A convicted killer is to use legal aid to launch an audacious bid to halt next month’s Assembly elections unless he is allowed to vote, the Belfast Telegraph can reveal today. Murderer Stephen Boyle (38), will to go court to challenge current legislation that bans him from voting.

Boyle along with two other prisoners – armed robber Ciaran Toner and burglar Hugh Walsh – are seeking a High Court order directing Secretary of State Peter Hain to either ensure they can vote on March 7 or to postpone the elections until the current law is changed. The prisoners’ costs will be paid by the Legal Services Commission.

The Belfast Telegraph has learned that the inmates have applied for leave for a judicial review of the Representations Of The People Act – which states that prisoners are legally incapable of voting – on the grounds that the Government has breached their human rights.

Their legal team has warned that if the men are disqualified from voting in the elections it is a breach of Article 3 of the European Convention on Human Rights and that they – and the province’s 900-plus inmates – would be entitled to compensation over loss of franchise.

Boyle, who is currently serving a life sentence, Toner (27) and Walsh (30), who are both due for release in the spring, applied to the Electoral Office in January to join the electoral register.

However, the province’s chief electoral officer Douglas Bain refused the application stating that he had no room under existing law to reach a different decision.

The prisoners’ solicitor, Garrett Greene from McCann and McCann, said that the policy is out of touch with the rest

of Europe and that depriving prisoners of the vote contradicts the aim of rehabilitating offenders.

Mr Greene told the Belfast Telegraph: “Prisoners should be given every opportunity to pay their debt to society, take responsibility for their lives and make plans for effective resettlement, this should include maintaining their right to vote.

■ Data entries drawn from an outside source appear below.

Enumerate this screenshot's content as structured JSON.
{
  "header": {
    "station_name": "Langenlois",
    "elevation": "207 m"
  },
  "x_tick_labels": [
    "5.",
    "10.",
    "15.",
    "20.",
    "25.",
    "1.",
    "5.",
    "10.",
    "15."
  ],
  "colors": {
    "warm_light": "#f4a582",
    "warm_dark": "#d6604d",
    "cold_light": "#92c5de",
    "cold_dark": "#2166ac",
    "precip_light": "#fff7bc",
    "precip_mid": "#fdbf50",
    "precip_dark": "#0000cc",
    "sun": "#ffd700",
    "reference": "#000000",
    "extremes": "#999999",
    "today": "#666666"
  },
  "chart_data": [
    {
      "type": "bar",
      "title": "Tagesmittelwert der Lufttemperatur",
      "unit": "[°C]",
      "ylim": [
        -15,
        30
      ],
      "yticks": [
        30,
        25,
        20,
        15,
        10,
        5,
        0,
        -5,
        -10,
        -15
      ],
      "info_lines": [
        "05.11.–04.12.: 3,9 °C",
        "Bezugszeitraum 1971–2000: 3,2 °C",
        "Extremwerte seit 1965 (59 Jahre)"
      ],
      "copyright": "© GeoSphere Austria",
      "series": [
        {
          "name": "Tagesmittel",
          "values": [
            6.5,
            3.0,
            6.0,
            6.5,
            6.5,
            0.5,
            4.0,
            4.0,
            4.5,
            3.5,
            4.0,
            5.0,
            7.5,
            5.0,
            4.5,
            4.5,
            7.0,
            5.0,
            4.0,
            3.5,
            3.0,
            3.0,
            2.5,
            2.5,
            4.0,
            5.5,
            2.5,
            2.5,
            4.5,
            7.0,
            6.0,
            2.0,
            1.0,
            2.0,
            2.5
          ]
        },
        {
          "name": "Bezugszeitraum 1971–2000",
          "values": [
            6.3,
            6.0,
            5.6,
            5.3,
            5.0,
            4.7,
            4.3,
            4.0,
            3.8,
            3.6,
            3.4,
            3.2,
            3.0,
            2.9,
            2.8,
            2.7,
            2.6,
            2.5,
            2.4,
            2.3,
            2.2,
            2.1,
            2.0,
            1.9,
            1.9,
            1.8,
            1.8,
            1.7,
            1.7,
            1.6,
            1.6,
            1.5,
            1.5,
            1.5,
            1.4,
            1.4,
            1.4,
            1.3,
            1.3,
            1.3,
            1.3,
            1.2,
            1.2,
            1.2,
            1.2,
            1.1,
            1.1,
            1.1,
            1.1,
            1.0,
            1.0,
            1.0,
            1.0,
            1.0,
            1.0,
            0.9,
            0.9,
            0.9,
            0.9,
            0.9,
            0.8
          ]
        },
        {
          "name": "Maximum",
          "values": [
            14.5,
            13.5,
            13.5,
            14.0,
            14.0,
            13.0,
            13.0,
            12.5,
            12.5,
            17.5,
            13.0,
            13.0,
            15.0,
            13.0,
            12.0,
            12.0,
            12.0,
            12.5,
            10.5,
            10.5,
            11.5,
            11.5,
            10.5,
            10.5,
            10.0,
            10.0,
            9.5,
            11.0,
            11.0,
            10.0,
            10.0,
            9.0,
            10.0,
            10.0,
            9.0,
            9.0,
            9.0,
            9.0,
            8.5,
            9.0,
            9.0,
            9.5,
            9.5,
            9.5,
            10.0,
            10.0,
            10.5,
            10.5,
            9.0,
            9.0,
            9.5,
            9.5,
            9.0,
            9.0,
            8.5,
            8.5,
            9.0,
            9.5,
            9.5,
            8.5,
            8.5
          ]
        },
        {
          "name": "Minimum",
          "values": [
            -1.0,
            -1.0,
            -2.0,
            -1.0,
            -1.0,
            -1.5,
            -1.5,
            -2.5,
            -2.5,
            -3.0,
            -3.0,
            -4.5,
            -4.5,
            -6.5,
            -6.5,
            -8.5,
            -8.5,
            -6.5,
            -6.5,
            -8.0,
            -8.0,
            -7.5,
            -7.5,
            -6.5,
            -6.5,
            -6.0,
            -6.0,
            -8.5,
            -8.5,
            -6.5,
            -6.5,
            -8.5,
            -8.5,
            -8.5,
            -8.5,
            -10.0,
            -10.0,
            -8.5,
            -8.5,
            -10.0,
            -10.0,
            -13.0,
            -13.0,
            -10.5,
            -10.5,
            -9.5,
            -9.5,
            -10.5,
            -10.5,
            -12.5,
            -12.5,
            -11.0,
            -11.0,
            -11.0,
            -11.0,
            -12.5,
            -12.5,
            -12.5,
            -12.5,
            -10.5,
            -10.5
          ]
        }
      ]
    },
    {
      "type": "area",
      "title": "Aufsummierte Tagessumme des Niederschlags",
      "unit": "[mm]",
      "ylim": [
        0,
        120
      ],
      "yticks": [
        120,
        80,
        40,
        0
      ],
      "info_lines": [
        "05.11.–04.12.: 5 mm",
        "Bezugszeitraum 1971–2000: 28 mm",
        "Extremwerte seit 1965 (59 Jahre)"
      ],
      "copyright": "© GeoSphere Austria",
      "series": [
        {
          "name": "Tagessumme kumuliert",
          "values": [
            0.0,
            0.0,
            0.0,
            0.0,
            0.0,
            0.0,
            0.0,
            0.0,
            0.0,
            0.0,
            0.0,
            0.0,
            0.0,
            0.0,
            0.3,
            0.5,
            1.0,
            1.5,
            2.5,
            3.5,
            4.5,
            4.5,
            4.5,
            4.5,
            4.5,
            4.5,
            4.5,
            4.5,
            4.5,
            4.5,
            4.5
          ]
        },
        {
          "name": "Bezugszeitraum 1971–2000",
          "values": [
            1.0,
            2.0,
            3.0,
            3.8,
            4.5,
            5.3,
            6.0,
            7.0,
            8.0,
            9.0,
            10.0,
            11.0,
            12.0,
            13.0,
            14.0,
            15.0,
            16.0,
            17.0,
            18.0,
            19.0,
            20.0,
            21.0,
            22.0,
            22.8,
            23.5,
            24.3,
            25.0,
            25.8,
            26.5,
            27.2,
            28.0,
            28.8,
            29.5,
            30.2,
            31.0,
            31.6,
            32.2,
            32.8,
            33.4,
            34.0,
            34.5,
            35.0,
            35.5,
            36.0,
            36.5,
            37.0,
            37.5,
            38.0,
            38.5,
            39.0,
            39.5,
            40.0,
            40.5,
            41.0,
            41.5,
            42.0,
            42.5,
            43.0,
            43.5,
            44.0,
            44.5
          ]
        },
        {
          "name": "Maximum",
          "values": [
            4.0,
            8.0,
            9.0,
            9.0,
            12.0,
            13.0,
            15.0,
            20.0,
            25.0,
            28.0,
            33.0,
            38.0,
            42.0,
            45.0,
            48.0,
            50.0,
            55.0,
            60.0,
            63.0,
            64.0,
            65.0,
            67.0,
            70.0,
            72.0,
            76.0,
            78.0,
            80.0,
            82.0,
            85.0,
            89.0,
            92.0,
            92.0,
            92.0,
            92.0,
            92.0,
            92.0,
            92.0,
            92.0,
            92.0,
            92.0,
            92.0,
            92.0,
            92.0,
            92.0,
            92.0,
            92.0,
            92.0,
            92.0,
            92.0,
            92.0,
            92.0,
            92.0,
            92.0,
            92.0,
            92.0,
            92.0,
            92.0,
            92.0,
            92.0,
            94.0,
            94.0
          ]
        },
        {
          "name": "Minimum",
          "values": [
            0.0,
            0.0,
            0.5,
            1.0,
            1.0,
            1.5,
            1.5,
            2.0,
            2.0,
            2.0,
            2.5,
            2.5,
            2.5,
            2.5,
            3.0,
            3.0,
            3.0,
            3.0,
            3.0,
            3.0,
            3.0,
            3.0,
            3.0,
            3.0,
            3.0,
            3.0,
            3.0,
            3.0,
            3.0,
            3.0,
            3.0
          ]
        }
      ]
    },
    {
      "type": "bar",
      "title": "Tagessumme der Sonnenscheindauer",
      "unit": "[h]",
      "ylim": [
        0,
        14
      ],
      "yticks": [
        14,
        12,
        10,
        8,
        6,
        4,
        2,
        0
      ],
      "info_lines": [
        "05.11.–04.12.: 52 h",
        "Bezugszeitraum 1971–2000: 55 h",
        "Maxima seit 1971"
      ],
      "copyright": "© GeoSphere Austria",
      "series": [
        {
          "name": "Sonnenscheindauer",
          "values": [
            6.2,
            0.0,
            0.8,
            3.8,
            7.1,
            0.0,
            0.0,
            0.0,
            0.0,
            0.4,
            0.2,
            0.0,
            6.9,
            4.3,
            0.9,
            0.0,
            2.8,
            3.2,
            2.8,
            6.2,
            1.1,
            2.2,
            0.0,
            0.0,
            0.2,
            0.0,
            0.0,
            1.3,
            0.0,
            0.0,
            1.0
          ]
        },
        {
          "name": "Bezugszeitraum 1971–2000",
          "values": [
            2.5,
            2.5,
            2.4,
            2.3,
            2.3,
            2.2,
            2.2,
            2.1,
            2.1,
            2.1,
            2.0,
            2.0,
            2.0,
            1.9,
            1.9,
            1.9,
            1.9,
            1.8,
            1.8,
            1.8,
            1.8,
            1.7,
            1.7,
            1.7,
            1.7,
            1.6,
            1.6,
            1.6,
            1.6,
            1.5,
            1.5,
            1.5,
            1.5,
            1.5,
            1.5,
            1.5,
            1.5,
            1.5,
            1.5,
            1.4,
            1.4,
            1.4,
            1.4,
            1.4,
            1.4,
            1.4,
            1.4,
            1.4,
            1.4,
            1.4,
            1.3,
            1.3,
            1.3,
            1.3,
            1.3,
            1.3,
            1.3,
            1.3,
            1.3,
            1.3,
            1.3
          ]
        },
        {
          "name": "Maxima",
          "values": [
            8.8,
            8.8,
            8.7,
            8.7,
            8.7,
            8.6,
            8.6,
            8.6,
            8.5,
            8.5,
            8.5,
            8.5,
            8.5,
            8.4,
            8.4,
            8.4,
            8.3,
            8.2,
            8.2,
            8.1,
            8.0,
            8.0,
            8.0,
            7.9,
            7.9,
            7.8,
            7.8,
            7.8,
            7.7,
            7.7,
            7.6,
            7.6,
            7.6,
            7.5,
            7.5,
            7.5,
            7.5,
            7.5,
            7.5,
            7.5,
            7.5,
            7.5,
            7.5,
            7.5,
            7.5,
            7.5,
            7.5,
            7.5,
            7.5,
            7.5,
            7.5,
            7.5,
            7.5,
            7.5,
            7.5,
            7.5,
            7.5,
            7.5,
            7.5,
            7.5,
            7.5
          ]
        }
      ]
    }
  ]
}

“Giving prisoners the right to vote helps with their rehabilitation and keeps them in touch with society and their role as citizens within the community.”

If the High Court rules that the current law breaches human rights and agrees that the elections should be postponed until new legislation, it would be a serious setback to government plans to get the Assembly back up and running.

A similar case has placed doubt over the Scottish elections due to take place in May.

Last month three Court of Session judges ruled that denying prisoners the right to vote is incompatible with human rights.

Lords Abernethy, Nimmo Smith and Emslie ruled that section 3 of the Representation of the People Act 1983 is incompatible with article 3 of the First Protocol to the European Convention on Human Rights – which states that no one should be subjected to torture or inhuman or degrading treatment or punishment.

The case was brought by William Smith, who was serving a five-year sentence for drug dealing at the time of the 2003 Scottish Parliament elections and was refused the right to have his name on the voters roll.

Other Scottish prisoners are taking legal action to prevent the May elections from taking place until new legislation is passed permitting them to vote. In 2005 the European Court of Human Rights ruled a blanket ban stopping prisoners from voting was a breach of human rights.